New client additions totaled 16 during the quarter. This is a significant improvement compared to 4QFY02, when the company added 4 clients. However, the number of active clients decline marginally from 72 in 4QFY02 to 70. Nine of the new customers are from the airline, insurance and retail verticals. The company’s repeated business stood at 96% for the quarter. According to the company, there has been a ramp up in two strategic accounts in the US that were acquired during the past two quarters.

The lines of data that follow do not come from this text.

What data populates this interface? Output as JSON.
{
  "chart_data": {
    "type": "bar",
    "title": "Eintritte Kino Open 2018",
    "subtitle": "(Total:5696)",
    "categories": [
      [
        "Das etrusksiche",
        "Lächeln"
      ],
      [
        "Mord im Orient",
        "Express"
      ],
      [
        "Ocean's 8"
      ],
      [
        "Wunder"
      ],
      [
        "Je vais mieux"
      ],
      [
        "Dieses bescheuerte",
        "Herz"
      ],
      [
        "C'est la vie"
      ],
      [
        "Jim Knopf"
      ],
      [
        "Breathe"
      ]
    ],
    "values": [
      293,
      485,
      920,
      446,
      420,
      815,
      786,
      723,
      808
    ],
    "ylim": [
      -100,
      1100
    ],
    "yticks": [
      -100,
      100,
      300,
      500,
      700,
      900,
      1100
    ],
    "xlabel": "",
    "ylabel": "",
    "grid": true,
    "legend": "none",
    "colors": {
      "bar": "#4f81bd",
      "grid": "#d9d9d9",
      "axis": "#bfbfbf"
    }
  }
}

The growth in topline mostly stemmed from the US geography that posted a significant 32% sequential growth. Historically, Mastek’s performance has been weak in the US geography. Infact Mastek saw revenues from the US climb down from 44% in FY01 to 25% in FY02, a decline of 37%. However, the company had been making efforts to improve its operations in US and the results are now showing. However, revenues from the company’s stronghold, Europe, declined by 2% sequentially. Consequently, the revenue mix changed significantly in favour of US, which now contributes 26% to the total revenues (21% in 4QFY02). The contribution to revenues from Europe declined to 61% as compared to 65% in 4QFY02.

The revenues from development (70% of revenues) grew by 6%, while those from maintenance (22% of revenues) were stagnant. Considering the business environment growth in development revenues is commendable. For the Past six to seven quarters as Indian software companies have been facing tough business environment, almost all the companies have been vying for business from the maintenance segment. This is due to the fact organisations have to keep their systems up and running slowdown or no slowdown. Thus, the spending on maintenance is not discretionary. Consequently, the revenue stream offers greater visibility in uncertain times. Due to the market getting crowded smaller players like Mastek will find it very difficult to grow. The company saw strong growth in revenues from products and implementation.

Among the verticals, financial services, education, IT & Other services, manufacturing showed growth. However, revenues from the most dominant vertical, Government showed a sequential decline. These revenues come from projects Mastek does for Government Utilities in Europe. This includes the London Congestion Charging Scheme (LCC) project.

The company had earlier given a guidance of 45% to 50% growth in revenues for FY03, while the net profits were expected to grow in the range of 42% to 52%. Going forward the company needs at least two quarter with more than 7% sequential growth. This could be an uphill task considering the uncertainty in the business environment. However, as far as the growth in net profits is concerned the company will be able to beat its guidance even if the net profits continue to decline sequentially by 3% for the next three quarters. At the current market price of Rs 407, the stock is trading at a P/E multiple of 10x. Based on the performance the valuations are like to improve going forward. Thus, the stock price is likely to move north.